Cowen analyst John Blackledge says a first-quarter call with digital ad experts this month suggests continued pricing weakness for Meta, with Google in better shape on the strength of its dominant search engine. He expects Meta to report ad revenue of $27.3 billion for the quarter, up 1% from the year-ago quarter and up 4.2% from the previous quarter. Snap, which is forecast to report a revenue drop of 6% when it reports next week, recently launched an AI chatbot as well.

For now, however, substantial AI sales for Snap and Meta are a few quarters away, leaving analysts to focus on the impact of recent cost-cutting efforts.

“Meta is making heroic efforts to improve its cost structure and optimize organizational efficiency,” Monness Crespi Hardt analyst Brian White said in a note on Monday. “In the long run, we believe Meta will benefit from the digital ad trend, innovate in AI, and capitalize on the metaverse.”

Analysts in general are forecasting respectable though not superb results from the two biggest players in the digital advertising market.

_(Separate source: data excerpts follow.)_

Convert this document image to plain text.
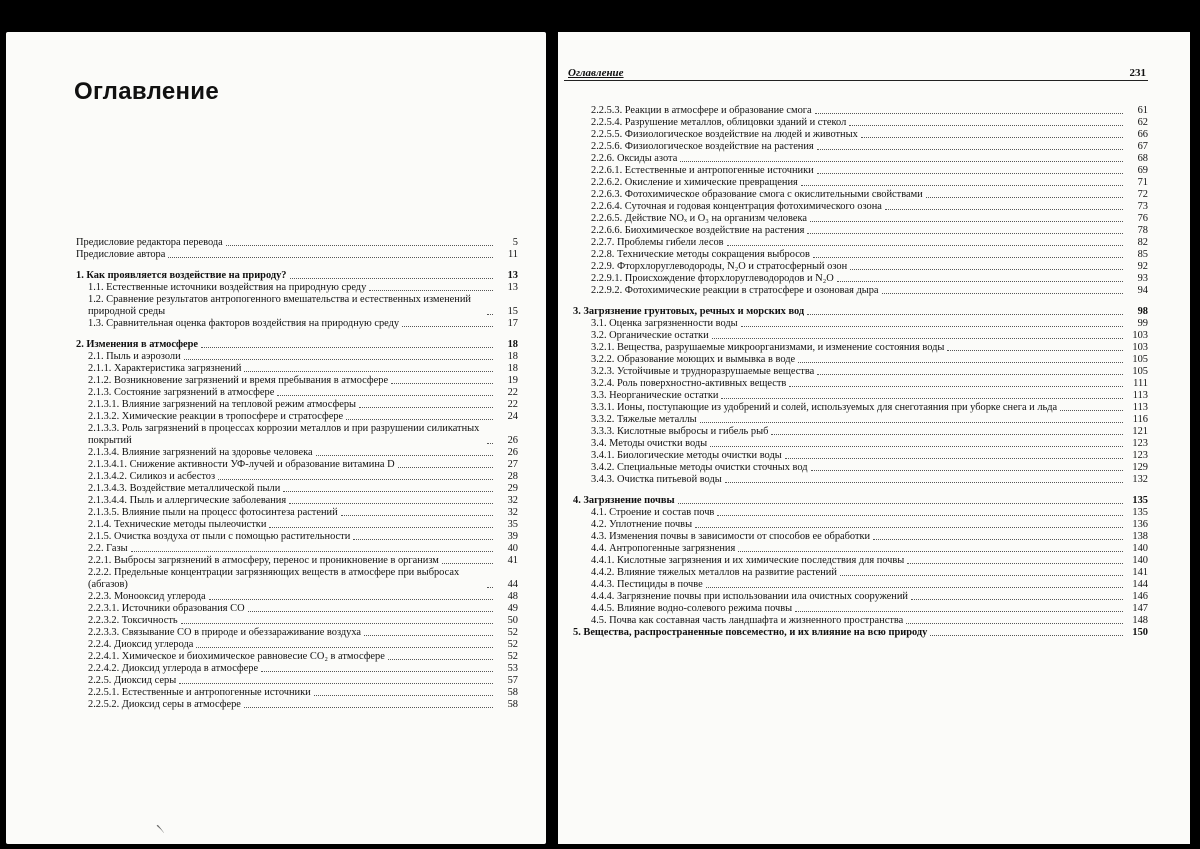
Оглавление
Предисловие редактора перевода	5
Предисловие автора	11
1. Как проявляется воздействие на природу?	13
1.1. Естественные источники воздействия на природную среду	13
1.2. Сравнение результатов антропогенного вмешательства и естественных изменений природной среды	15
1.3. Сравнительная оценка факторов воздействия на природную среду	17
2. Изменения в атмосфере	18
2.1. Пыль и аэрозоли	18
2.1.1. Характеристика загрязнений	18
2.1.2. Возникновение загрязнений и время пребывания в атмосфере	19
2.1.3. Состояние загрязнений в атмосфере	22
2.1.3.1. Влияние загрязнений на тепловой режим атмосферы	22
2.1.3.2. Химические реакции в тропосфере и стратосфере	24
2.1.3.3. Роль загрязнений в процессах коррозии металлов и при разрушении силикатных покрытий	26
2.1.3.4. Влияние загрязнений на здоровье человека	26
2.1.3.4.1. Снижение активности УФ-лучей и образование витамина D	27
2.1.3.4.2. Силикоз и асбестоз	28
2.1.3.4.3. Воздействие металлической пыли	29
2.1.3.4.4. Пыль и аллергические заболевания	32
2.1.3.5. Влияние пыли на процесс фотосинтеза растений	32
2.1.4. Технические методы пылеочистки	35
2.1.5. Очистка воздуха от пыли с помощью растительности	39
2.2. Газы	40
2.2.1. Выбросы загрязнений в атмосферу, перенос и проникновение в организм	41
2.2.2. Предельные концентрации загрязняющих веществ в атмосфере при выбросах (абгазов)	44
2.2.3. Монооксид углерода	48
2.2.3.1. Источники образования CO	49
2.2.3.2. Токсичность	50
2.2.3.3. Связывание CO в природе и обеззараживание воздуха	52
2.2.4. Диоксид углерода	52
2.2.4.1. Химическое и биохимическое равновесие CO₂ в атмосфере	52
2.2.4.2. Диоксид углерода в атмосфере	53
2.2.5. Диоксид серы	57
2.2.5.1. Естественные и антропогенные источники	58
2.2.5.2. Диоксид серы в атмосфере	58
৲
Оглавление	231
2.2.5.3. Реакции в атмосфере и образование смога	61
2.2.5.4. Разрушение металлов, облицовки зданий и стекол	62
2.2.5.5. Физиологическое воздействие на людей и животных	66
2.2.5.6. Физиологическое воздействие на растения	67
2.2.6. Оксиды азота	68
2.2.6.1. Естественные и антропогенные источники	69
2.2.6.2. Окисление и химические превращения	71
2.2.6.3. Фотохимическое образование смога с окислительными свойствами	72
2.2.6.4. Суточная и годовая концентрация фотохимического озона	73
2.2.6.5. Действие NOₓ и O₃ на организм человека	76
2.2.6.6. Биохимическое воздействие на растения	78
2.2.7. Проблемы гибели лесов	82
2.2.8. Технические методы сокращения выбросов	85
2.2.9. Фторхлоруглеводороды, N₂O и стратосферный озон	92
2.2.9.1. Происхождение фторхлоруглеводородов и N₂O	93
2.2.9.2. Фотохимические реакции в стратосфере и озоновая дыра	94
3. Загрязнение грунтовых, речных и морских вод	98
3.1. Оценка загрязненности воды	99
3.2. Органические остатки	103
3.2.1. Вещества, разрушаемые микроорганизмами, и изменение состояния воды	103
3.2.2. Образование моющих и вымывка в воде	105
3.2.3. Устойчивые и трудноразрушаемые вещества	105
3.2.4. Роль поверхностно-активных веществ	111
3.3. Неорганические остатки	113
3.3.1. Ионы, поступающие из удобрений и солей, используемых для снеготаяния при уборке снега и льда	113
3.3.2. Тяжелые металлы	116
3.3.3. Кислотные выбросы и гибель рыб	121
3.4. Методы очистки воды	123
3.4.1. Биологические методы очистки воды	123
3.4.2. Специальные методы очистки сточных вод	129
3.4.3. Очистка питьевой воды	132
4. Загрязнение почвы	135
4.1. Строение и состав почв	135
4.2. Уплотнение почвы	136
4.3. Изменения почвы в зависимости от способов ее обработки	138
4.4. Антропогенные загрязнения	140
4.4.1. Кислотные загрязнения и их химические последствия для почвы	140
4.4.2. Влияние тяжелых металлов на развитие растений	141
4.4.3. Пестициды в почве	144
4.4.4. Загрязнение почвы при использовании ила очистных сооружений	146
4.4.5. Влияние водно-солевого режима почвы	147
4.5. Почва как составная часть ландшафта и жизненного пространства	148
5. Вещества, распространенные повсеместно, и их влияние на всю природу	150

For Google, analysts surveyed by FactSet expect on average net earnings of $1.08 a share on revenue of $68.9 billion and ex-TAC, or traffic-acquisition cost, revenue of $57.07 billion. Analysts surveyed by FactSet forecast average net earnings for Meta of $2.01 a share on revenue of $27.6 billion.

“In [the first quarter], advertisers’ fear, uncertainty and doubt were exacerbated by the sudden bank failures,” Forrester senior analyst Nikhil Lai told MarketWatch. “Nonetheless, the strength of Google’s Cloud business offsets weak ad sales, like Meta’s ‘year of efficiency’ diverts attention from declining ad spend.”